- Theatrical Release Poster.
- Directed by: Ajay Devaloka
- Screenplay by: Ajay Devaloka
- Story by: Ajay Devaloka
- Produced by: Vishakha Bokil
- Starring: Shine Tom Chacko; Shruthy Menon; Merin Mariya; Pearle Maaney; Rajeev Pillai;
- Cinematography: Amith Surendran
- Edited by: Ajay Devaloka
- Music by: Catharsis and Manikandan Ayyapa
- Production company: Corridor 6 Films
- Distributed by: Corridor 6 Films
- Release date: 26 October 2018;
- Country: India
- Languages: Malayalam English

= Who (2018 film) =

Who is a 2018 Indian English and Malayalam-language science fiction mystery film, written and directed by Ajay Devaloka as his directorial debut. The film features Shine Tom Chacko, Shruthy Menon, Pearle Maaney, Rajeev Pillai and Prashanth Nair (IAS) . The film was produced by Vishakha Bokil and co-produced by MF Anto under the banner of Corridor 6 Films. The teaser was released on YouTube in September.Who is the first time travel movie from Kerala. The movie had its official world premiere at the 71st Cannes film festival's market section on 15 May 2018. Who had a nationwide release in India in Malayalam language with English subtitles obtaining rave reviews from the critics. 'WHO' is now streaming on Amazon Prime worldwide.

==Synopsis==
A beautiful yet mysterious valley spread across 200 km. In Mercada, strange things happen every year on Christmas Day. A young girl, a dream interpreter, a criminal psychologist and a team of two police officers try to solve the puzzles in the valley.

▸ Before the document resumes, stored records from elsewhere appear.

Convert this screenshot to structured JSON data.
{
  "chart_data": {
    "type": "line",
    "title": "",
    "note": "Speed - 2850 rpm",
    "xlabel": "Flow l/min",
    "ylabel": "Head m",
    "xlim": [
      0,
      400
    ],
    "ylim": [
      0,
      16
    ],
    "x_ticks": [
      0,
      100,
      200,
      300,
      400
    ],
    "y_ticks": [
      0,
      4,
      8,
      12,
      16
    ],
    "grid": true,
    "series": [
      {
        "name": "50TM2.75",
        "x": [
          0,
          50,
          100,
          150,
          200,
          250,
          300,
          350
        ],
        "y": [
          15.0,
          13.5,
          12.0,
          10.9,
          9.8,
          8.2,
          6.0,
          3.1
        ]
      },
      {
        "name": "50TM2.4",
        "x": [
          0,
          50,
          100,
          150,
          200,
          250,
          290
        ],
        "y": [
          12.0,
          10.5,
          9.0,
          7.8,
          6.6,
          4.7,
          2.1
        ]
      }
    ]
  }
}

The film deals with dream interpretation with an emphasis on magic realism. Time travel is another significant aspect of the movie which serves as a sequel to the yet to be released movie, Isabella. Set for a niche audience, the film is an Indie movie. Hollywood vocalist Uyanga Bold has sung a song for WHO.

== Production ==
===Filming===
Who began shooting June 2017 in Nainital, Uttarakhand, and took 20 days. Principal photography for the Who began in 2017 May at Munnar. Crew planned two months break from filming as Shine Tom Chacko had prior commitments. On 23 July Ajay Devaloka started the filming in Naintal with Natural lighting. Devaloka was adamant that he wanted virgin geography which no cinema viewer had ever seen. So they were lucky and got the apt place in Uttarakhand.
The film depends mostly on mist, so it was challenging to keep the continuity as well. Locations of many scenes were in remote places far away from each other, which made the crew uneasy. Ultimately the second schedule wrapped up after 23 days shoot for Pearle Maaney to reduce her weight. The movie was completed in 3 schedules.

The film was officially announced as Isabella and the title launch was done by director Mohan, who interestingly had a film Isabella as director in 1988.

==Release==
The movie had its official world premiere at the 71st Cannes film festival's market section on 15 May 2018. The film had its theatrical release on 10 October 2018 in India.

== Reception ==

=== Critical response ===
Nirmal Narayanan of IB Times wrote WHO is not everyone's cup of tea. But if you are the one who likes to enjoy films like 'Triangle' and 'Inception', book the tickets for this Ajay Devaloka directorial without any second thoughts.

== Music ==
Who is a Dolby Atmos motion picture. The Sound design is done by Vishakha Bokil and National award winner Sinoy Joseph is the mixing engineer in the film. The film was fully shot in Sync-Sound. Úyanga Bold who served as a vocalist for Hans Zimmer in the score of The Dark Knight lent her vocals for a song in the film.